# Tatang



## SFC JeffJ (Oct 14, 2006)

This is my new "It Must Be Mine!!!!" knife.
http://www.uscav.com/Productinfo.aspx?ProductID=10584&TabID=1&CatID=5230


Sorta a "mini-barong" with a sub hilt and a back edge.

Good price too!


----------



## Rich Parsons (Oct 14, 2006)

I would like to hold one, to see if it fits, but it looks nice.


----------



## Lisa (Oct 14, 2006)

That is a nice knife but Jeff, you have an addiction my friend and I think you need a 12 step program.


----------



## SFC JeffJ (Oct 14, 2006)

Lisa said:


> That is a nice knife but Jeff, you have an addiction my friend and I think you need a 12 step program.


Of all the posts for my wife to be looking over my shoulder while reading...jeesh.


----------



## Lisa (Oct 14, 2006)

JeffJ said:


> Of all the posts for my wife to be looking over my shoulder while reading...jeesh.

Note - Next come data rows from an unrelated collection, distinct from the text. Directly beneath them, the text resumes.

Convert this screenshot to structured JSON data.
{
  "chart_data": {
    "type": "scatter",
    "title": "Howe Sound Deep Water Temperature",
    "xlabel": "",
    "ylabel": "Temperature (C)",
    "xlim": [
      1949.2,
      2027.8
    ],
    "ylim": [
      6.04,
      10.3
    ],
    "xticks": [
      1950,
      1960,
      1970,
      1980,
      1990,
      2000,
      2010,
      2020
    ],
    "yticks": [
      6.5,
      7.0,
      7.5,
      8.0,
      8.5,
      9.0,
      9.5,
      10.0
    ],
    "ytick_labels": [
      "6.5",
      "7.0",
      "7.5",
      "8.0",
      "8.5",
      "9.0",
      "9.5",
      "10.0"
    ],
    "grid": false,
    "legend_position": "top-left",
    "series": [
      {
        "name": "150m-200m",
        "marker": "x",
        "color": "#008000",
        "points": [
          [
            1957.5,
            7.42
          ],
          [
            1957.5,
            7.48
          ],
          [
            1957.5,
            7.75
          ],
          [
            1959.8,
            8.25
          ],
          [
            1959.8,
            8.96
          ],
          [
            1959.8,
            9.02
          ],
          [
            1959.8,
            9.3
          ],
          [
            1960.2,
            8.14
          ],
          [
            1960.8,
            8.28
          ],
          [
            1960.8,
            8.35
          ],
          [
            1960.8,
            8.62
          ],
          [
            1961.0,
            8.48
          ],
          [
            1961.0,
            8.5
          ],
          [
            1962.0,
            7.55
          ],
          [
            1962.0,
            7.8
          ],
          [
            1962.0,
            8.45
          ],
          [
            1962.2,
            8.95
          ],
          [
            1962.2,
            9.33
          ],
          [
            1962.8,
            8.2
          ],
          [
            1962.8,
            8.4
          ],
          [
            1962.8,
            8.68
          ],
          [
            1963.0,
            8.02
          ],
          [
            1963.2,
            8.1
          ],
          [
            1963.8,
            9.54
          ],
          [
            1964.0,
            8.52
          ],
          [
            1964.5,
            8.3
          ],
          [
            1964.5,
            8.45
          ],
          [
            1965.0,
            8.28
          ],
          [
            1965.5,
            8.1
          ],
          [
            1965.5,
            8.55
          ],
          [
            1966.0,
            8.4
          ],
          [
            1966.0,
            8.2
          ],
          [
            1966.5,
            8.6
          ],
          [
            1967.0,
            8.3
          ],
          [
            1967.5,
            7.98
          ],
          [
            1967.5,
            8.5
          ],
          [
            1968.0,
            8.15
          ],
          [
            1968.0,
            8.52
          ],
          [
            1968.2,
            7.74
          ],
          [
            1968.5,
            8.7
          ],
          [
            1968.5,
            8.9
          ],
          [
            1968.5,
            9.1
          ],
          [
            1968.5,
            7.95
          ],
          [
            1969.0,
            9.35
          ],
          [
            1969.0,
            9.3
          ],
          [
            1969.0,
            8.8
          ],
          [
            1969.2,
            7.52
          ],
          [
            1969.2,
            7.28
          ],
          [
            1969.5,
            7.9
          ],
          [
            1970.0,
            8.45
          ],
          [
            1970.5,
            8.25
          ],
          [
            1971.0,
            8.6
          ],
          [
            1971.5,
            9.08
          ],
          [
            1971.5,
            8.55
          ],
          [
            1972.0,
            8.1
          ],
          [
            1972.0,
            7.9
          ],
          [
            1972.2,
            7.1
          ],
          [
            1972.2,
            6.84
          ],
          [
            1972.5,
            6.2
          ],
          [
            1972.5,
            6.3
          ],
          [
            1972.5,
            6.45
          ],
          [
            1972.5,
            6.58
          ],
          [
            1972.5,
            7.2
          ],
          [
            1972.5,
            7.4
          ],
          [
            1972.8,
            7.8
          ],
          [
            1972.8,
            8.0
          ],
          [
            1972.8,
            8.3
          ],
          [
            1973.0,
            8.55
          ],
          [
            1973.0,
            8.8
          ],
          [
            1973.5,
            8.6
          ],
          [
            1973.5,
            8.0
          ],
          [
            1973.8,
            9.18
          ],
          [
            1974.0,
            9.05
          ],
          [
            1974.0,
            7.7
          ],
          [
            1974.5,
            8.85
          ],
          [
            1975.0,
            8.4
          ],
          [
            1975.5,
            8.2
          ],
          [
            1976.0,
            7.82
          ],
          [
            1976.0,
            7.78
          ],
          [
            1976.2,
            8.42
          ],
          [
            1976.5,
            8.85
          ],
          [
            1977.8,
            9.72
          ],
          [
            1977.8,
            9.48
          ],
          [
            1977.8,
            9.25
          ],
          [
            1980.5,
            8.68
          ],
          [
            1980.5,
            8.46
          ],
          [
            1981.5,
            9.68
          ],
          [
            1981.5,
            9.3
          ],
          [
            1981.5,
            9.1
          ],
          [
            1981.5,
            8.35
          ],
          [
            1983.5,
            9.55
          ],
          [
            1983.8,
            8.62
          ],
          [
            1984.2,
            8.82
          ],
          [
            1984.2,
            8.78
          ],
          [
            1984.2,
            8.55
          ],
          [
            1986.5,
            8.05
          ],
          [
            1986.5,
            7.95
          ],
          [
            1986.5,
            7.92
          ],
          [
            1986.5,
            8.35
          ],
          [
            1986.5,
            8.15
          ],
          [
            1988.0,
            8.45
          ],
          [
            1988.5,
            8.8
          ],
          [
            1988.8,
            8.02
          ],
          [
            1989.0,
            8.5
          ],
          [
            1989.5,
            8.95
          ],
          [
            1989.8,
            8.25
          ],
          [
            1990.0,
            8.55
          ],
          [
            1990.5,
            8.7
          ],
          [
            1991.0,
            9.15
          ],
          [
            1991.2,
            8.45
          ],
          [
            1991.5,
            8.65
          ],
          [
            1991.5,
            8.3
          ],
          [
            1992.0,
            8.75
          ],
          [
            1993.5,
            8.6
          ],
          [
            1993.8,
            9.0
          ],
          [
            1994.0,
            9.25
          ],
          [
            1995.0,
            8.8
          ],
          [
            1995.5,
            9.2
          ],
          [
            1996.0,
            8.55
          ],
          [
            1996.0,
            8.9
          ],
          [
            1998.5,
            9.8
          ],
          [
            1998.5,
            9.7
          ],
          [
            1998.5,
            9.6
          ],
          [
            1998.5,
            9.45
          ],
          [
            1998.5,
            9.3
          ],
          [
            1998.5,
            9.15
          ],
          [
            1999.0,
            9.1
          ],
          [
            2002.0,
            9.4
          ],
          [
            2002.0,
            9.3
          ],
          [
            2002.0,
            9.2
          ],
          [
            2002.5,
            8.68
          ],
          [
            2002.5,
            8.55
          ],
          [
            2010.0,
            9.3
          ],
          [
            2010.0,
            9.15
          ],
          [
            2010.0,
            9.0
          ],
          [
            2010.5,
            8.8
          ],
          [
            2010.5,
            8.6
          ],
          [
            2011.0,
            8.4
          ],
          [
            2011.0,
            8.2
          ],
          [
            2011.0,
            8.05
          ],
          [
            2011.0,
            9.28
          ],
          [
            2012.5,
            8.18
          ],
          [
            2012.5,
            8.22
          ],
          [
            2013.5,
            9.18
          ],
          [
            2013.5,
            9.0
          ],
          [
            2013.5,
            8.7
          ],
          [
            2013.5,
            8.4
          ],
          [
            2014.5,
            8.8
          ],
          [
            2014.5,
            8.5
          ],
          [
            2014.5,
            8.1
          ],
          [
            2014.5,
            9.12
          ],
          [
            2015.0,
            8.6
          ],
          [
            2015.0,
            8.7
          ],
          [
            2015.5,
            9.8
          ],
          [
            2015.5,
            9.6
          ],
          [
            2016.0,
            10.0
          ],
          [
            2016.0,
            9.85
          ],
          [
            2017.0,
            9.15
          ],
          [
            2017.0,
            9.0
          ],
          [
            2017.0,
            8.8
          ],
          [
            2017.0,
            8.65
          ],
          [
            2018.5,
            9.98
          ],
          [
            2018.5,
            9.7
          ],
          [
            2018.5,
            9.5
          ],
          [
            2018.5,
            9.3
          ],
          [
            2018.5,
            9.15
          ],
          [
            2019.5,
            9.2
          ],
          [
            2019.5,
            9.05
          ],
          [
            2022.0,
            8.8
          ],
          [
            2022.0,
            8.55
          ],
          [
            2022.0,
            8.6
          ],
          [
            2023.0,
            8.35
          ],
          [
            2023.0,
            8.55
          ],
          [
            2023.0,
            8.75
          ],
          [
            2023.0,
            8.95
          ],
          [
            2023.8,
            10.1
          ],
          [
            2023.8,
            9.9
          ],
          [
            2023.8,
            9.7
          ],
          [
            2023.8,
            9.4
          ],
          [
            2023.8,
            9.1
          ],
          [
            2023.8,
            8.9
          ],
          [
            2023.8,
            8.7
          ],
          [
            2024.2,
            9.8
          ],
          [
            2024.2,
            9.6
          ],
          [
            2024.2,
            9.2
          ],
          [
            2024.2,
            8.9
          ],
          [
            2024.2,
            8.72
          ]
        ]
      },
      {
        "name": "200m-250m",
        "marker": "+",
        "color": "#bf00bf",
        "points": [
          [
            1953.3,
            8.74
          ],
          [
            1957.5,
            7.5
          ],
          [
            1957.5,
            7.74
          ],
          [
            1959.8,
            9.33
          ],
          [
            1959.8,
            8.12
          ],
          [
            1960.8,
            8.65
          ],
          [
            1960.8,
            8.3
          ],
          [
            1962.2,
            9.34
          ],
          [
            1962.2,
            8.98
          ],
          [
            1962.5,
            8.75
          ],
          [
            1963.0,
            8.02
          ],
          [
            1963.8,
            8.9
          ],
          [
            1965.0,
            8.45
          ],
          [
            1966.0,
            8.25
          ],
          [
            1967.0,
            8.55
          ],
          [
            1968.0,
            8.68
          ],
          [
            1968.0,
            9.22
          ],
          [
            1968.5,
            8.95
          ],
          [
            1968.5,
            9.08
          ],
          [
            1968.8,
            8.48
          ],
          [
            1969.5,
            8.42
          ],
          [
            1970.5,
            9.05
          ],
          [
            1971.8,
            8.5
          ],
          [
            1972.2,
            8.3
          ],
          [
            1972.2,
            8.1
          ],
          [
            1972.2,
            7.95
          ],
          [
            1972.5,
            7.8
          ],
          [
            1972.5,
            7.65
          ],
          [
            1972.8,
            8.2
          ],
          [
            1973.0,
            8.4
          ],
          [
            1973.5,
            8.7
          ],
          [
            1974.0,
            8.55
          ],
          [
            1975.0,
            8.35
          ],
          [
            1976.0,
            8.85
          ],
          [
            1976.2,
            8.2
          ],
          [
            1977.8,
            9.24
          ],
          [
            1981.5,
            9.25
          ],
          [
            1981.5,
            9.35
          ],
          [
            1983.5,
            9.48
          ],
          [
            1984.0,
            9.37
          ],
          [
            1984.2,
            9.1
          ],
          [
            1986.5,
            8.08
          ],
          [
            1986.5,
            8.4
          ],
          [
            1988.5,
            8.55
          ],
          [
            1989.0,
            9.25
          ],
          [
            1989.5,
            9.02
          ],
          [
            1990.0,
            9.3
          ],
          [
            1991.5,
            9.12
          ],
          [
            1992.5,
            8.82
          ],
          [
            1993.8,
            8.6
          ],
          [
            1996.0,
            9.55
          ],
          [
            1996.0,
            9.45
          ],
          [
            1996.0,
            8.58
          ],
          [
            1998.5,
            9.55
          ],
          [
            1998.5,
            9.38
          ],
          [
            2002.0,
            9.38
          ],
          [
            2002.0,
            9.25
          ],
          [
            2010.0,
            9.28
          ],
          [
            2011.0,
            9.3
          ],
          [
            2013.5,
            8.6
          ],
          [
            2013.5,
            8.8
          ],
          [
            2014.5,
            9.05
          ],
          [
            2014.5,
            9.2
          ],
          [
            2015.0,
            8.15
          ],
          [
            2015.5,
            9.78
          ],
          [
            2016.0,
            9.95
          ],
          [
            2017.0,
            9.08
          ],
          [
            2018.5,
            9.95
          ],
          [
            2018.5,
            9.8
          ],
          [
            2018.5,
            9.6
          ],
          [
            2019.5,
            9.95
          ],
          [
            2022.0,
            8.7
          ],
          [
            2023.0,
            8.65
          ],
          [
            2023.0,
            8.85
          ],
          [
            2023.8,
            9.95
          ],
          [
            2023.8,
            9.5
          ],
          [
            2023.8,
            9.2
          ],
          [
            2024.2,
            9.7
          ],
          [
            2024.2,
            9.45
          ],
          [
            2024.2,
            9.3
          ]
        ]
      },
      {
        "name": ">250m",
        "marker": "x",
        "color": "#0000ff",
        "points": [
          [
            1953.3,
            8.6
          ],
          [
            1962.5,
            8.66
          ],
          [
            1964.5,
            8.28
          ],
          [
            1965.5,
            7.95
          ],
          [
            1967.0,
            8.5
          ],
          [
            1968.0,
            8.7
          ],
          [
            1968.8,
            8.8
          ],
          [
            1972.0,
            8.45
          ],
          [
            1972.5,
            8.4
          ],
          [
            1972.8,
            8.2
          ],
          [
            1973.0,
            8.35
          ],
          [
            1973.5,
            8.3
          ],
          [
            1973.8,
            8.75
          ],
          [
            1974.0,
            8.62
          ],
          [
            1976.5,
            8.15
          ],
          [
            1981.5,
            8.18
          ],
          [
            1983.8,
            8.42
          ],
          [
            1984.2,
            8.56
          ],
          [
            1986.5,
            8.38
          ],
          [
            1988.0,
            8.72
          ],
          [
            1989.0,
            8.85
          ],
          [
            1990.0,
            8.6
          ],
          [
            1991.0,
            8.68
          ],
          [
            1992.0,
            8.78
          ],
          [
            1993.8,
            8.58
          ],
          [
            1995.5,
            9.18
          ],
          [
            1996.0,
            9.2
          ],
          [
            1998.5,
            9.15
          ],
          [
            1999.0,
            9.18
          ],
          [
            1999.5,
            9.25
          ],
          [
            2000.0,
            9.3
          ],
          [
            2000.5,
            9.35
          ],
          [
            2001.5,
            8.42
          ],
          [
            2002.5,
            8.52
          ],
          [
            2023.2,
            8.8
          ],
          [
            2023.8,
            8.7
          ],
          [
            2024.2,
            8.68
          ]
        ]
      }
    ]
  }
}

that's cause she agrees with me


----------



## SFC JeffJ (Oct 14, 2006)

Lisa said:


> that's cause she agrees with me


That's it, you two are NEVER meeting!  One woman trying to help me is enough!!


----------



## Brian R. VanCise (Oct 15, 2006)

It is a good addiction Jeff!


----------



## SFC JeffJ (Oct 15, 2006)

Ya know, it wasn't till about a week or so ago I realized I collected knives.  I tend just to buy functional ones, and when I get a new one, it's usually because I like some aspect of its functionality a bit better.  But after seeing all my various knives together in one place while doing a bit of reorganization, it hit me.

Jeff


----------